Aspiring History Teacher (US 6-12) Looking for Best Sources

by cscottnew

Greetings Historians,

I’m an aspiring history teacher looking for advice. Although I’ve always enjoyed learning about history, my undergraduate studies were focused on business and then I went to law school. After working in law and real estate with low satisfaction, I decided to pursue a career as an educator. I have many prior volunteer experiences working with young people and I’m convinced I’d make a fantastic teacher, but I want to be sure my substantive knowledge of history is up to par. I want to do right by proper historians.

I was an excellent history student in high school and I took several history-based electives in college. Over the past several years, I’ve read several biographies and other history books on topics like WW1 and the US Revolutionary War (in other words, topics that piqued my interest). But now, I want to go back and truly study some foundational sources whether they are on pedagogy or substantive knowledge of history.

What are the texts or other sources that a teacher of history in US high schools simply must know?

Thank you.

EdHistory101

Welcome and congratulations! I hear what you're saying about wanting to be content ready but I would strongly advocate for spending time engaging in what kind of history teacher you want to be. The specifics of what you'll be teaching will be up to your eventual school or district's curriculum, your state standards, and the specific grade level (9th is very different than 12th) so it's hard to get a running start on content given the high degree of variability.

However, in order to do right by proper historians, this is the perfect time to practice approaching history like a historian and develop muscle memory around how you'll present content to your students. One approach to consider is getting a textbook (many public libraries have textbooks from local schools - you can also buy old used ones fairly cheaply from places like ThriftBooks) from the content area or grade you think you'll end up teaching and start designing lessons. Get into the habit of building text sets using various sources and reading levels.

Get comfortable vetting sources. For example, Newsela has lots of current texts leveled up and down but they sometimes minimize complicated history for the sake of readability. I'd advocate spending time with some of the upper Lexile texts and familiarize yourself with what they have. Some other sources worth spending time with are projects like Teaching Tolerance's Teaching Hard History - the podcast is great - the Stanford Beyond the Bubble project and Zinn Education project.

Another good habit to get into is watching YouTube videos that proclaim to teach history and practice fact-checking or testing their claims. Regardless of where you end up, you'll likely be expected to teach students how to construct claims/counterclaims based on evidence and building up that muscle now so you can model for students what it looks like (and doesn't look like in practice) is good. Start building a book list of trusted sources related to various topics. (Our booklist can help with that) and use the work of fact-checking videos to build your own background knowledge.

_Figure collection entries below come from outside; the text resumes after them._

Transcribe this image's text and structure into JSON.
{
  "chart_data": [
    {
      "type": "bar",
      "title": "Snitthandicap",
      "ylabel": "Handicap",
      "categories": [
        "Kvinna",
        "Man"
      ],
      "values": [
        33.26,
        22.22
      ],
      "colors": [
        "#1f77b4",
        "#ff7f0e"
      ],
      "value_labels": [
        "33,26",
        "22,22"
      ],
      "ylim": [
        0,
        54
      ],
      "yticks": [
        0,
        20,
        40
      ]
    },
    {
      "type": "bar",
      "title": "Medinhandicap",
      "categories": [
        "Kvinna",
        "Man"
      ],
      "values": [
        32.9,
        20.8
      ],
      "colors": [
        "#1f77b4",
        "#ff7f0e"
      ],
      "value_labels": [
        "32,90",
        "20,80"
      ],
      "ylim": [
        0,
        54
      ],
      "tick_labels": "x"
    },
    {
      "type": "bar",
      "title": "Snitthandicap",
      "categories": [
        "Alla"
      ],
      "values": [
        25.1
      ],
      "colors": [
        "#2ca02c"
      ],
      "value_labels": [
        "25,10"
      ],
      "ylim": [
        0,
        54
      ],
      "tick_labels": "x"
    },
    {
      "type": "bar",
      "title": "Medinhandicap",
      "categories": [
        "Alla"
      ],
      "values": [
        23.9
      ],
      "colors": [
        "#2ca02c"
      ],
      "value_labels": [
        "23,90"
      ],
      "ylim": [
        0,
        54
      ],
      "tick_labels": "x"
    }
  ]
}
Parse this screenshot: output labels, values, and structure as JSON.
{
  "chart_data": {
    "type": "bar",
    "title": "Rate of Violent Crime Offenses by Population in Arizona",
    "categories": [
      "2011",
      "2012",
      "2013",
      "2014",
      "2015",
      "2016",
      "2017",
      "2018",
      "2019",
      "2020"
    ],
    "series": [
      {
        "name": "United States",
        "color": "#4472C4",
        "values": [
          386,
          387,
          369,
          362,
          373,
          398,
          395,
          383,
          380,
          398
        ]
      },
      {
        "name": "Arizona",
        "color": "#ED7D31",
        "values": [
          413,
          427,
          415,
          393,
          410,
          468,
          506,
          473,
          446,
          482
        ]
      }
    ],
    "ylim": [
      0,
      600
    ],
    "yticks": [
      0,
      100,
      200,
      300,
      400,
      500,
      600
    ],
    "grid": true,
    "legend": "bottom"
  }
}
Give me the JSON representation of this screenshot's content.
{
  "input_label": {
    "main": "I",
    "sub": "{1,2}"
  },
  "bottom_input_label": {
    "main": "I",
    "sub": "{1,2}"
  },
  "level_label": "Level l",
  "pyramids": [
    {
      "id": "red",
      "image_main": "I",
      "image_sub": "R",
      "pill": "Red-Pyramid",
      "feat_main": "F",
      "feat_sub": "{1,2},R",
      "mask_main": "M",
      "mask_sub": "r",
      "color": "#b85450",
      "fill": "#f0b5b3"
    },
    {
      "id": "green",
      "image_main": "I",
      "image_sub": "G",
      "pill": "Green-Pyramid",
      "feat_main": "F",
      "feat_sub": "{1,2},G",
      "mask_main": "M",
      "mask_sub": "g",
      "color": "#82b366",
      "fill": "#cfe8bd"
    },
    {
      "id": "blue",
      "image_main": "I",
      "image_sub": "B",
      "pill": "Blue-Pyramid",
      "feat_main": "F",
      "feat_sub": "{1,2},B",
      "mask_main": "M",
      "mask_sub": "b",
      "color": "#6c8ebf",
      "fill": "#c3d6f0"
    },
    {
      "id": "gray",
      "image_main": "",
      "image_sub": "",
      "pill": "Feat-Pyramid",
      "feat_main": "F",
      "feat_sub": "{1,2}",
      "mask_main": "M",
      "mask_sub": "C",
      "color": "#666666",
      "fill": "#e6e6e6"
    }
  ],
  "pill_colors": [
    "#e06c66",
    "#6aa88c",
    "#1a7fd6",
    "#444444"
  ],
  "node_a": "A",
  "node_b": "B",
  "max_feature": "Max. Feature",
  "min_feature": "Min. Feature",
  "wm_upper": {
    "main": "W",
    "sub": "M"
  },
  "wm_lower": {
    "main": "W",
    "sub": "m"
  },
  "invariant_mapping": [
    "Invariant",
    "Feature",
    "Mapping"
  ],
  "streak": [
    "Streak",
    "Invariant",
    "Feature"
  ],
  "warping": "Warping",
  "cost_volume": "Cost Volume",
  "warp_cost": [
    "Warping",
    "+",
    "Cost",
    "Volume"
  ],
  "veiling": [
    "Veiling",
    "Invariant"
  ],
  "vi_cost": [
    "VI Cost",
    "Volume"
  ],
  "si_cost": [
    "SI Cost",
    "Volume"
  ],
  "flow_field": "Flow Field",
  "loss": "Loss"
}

Finally, it's also worth reading through this recent post from a parent and start to think about how you'll answer a parent's question about content their child brings home. A whole bunch of teaching history at the high school level is about the history teacher's identity and which aspects of history education they elect to lean in to. That is, do you want to be a teacher who maintains the status quo or one who pushes students to wrestle with a more complicated, more complex telling of history. Will you scaffold opportunities for students to challenge history and strengthen their civic identity? It is essential that students build accurate background knowledge in order to develop their critical thinking skills, but background knowledge alone isn't likely to satisfy high school students. They're going to want to do something with what your teaching so thinking about your assessment philosophy is also a good use of time.

All of that said, if you're looking for book recommendations, there are a few I would pass along. First, Clio in the Classroom is about teaching women's history but the content suggestions apply to all topics in history. Also, Why Learn History (When It’s Already on Your Phone) by Sam Wineburg is good. And I'm a big fan of Sarah Meta's Thinking About History if it hasn't crossed your radar.